O tom quente e vermelho do enlace, o arco suave do bater de dedos na espinha de quem estava e a semente plantada pela recolha sensível dentro dos braços. Abraço era unir-se a si mesmo pelo outro, ato purinho de criação da gente. A comunhão perfeita de aceitar-se para se dar integralmente.
Oriundo de um tempo em que o quadrado das águas era sem mapa e na lousa se escrevia a lição de casa, a casa era a antessala do sossego e este último a única inspiração, a entidade nascida no molde dos corpos, transitava nua sob a linha umedecida do afago, da espera, da entrega e das coisas tenras.

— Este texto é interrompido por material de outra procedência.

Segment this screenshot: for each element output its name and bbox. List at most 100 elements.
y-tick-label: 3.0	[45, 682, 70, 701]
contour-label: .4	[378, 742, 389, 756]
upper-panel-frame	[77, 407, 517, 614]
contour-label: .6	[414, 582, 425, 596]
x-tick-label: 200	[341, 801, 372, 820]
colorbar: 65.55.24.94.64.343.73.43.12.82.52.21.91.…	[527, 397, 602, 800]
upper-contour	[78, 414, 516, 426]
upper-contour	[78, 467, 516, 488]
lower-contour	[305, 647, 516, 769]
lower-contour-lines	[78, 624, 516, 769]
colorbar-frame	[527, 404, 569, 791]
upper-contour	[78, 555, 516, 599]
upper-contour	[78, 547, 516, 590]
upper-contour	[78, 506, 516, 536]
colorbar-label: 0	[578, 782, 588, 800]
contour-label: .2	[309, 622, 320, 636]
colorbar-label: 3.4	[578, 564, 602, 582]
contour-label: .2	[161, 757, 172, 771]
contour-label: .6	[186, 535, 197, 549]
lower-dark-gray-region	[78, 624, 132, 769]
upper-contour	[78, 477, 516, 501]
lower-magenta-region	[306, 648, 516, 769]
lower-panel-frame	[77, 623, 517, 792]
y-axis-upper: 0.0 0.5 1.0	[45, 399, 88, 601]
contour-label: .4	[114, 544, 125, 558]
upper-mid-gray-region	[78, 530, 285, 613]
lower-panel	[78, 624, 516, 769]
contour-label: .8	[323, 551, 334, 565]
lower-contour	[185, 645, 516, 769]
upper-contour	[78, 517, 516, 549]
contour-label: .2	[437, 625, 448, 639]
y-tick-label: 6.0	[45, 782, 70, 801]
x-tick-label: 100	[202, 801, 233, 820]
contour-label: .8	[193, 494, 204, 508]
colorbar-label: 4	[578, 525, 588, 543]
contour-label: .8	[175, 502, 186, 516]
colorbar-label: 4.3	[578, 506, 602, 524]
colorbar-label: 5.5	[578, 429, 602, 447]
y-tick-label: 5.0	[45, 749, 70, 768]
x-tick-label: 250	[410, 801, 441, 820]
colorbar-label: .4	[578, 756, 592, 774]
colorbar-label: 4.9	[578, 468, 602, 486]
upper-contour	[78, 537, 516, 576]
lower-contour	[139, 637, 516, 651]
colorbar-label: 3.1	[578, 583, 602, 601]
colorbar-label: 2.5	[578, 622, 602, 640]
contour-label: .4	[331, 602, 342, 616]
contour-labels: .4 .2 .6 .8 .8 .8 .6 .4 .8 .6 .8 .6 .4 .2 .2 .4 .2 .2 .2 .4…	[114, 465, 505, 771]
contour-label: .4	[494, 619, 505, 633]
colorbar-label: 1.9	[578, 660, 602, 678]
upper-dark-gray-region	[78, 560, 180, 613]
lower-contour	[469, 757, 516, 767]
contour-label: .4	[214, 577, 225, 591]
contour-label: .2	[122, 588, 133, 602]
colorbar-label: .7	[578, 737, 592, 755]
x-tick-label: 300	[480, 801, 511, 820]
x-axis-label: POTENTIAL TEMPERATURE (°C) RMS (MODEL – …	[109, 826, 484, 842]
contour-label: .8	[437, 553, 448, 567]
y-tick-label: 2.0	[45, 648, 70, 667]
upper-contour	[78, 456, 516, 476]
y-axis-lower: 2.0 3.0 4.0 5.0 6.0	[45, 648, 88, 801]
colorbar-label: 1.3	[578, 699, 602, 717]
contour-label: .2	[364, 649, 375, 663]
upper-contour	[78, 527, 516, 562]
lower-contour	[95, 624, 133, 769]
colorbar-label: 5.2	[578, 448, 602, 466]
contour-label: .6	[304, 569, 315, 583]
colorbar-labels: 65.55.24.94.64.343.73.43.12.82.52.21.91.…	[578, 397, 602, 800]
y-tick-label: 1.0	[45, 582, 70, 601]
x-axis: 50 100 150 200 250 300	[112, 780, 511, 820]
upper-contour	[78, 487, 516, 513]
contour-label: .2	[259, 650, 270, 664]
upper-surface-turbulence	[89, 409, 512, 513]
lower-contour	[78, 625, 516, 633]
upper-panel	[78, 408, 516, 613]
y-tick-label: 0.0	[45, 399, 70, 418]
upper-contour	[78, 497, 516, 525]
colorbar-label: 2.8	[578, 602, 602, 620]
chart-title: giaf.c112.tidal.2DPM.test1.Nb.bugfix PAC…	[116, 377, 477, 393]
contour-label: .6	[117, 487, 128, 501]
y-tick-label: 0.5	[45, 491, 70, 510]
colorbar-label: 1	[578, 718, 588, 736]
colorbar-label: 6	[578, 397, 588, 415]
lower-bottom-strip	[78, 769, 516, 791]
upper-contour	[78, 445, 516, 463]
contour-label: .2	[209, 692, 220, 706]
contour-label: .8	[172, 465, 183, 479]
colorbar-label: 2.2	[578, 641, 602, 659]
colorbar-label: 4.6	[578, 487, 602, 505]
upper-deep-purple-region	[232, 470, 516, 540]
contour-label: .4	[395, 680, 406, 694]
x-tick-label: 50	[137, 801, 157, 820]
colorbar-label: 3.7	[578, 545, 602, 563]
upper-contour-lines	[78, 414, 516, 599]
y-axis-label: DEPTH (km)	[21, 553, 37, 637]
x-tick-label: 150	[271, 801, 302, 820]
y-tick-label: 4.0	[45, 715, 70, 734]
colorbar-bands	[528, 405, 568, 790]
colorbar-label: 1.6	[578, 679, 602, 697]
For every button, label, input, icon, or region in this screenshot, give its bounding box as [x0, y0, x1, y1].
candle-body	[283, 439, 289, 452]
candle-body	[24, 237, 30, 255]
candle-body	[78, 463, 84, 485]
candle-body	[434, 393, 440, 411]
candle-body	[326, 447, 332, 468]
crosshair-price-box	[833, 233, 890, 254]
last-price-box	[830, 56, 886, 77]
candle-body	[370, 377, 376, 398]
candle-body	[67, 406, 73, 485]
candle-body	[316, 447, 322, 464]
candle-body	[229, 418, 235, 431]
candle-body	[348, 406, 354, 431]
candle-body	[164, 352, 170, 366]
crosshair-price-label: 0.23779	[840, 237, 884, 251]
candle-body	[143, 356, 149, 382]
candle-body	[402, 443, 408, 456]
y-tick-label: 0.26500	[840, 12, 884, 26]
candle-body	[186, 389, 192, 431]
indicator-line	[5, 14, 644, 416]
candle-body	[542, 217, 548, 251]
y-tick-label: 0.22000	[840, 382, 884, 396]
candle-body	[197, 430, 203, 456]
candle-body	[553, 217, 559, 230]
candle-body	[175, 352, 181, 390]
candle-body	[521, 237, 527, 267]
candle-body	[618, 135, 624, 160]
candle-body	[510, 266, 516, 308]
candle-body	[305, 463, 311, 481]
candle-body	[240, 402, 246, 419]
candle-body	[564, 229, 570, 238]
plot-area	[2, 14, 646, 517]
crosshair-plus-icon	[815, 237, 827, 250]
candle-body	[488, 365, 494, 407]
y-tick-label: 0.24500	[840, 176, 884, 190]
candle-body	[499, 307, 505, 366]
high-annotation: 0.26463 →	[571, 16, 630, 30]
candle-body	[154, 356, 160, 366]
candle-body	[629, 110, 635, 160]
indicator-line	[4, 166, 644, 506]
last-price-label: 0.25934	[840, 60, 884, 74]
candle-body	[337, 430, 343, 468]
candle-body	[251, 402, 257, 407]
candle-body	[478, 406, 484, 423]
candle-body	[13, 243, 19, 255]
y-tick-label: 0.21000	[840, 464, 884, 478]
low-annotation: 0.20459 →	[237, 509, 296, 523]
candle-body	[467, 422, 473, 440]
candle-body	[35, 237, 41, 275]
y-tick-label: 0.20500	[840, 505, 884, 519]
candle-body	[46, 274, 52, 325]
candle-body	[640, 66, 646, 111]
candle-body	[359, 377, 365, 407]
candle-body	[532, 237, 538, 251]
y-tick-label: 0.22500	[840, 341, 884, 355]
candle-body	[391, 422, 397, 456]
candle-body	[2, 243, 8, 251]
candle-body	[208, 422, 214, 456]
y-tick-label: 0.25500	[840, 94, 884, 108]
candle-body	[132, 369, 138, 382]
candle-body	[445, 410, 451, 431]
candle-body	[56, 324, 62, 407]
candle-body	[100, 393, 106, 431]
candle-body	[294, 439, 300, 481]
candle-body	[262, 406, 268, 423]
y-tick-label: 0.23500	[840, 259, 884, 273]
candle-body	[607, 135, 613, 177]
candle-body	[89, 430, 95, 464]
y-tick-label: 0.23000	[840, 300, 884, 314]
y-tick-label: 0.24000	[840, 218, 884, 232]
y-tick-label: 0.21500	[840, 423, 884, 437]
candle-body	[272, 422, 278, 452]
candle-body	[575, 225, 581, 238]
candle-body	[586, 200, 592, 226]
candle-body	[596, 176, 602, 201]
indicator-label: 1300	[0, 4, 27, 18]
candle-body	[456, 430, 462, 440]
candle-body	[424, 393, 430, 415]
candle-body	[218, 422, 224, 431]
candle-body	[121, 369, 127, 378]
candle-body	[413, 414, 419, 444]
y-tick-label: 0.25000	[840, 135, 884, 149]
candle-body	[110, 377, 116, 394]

De ossos perfurados, estrutura difusa, arquitetado agora em redes virtuais, o abraço definha e se beija noutro espaço. Naquele em que eu e você não somos nós nem somos nossos, despertencidos. Somos de todos e esperamos mais nada. Dentro do abraço de hoje eu curto o que me enjoa, o que se publica, a mostra satírica da liberdade sem dose ou terrenos. O que se expõe, mas não se tem. Liberdade erma.
O abraço foi perdendo os dentes e a loucura boa de dar em qualquer lugar, de ser verde e fundido, agarrado e demorado, quase infinito. Muitas vezes em vazios imensos, muitas vezes sem uma palavra que explique. Porque qualquer lugar agora inexiste e abraço é só uma palavra que ata os membros superiores de pessoas cada vez mais desconhecidas. J.M.N.

Um comentário:

jamil damous disse...

Vc escreve muito bem. Ótimo texto em prosa poética.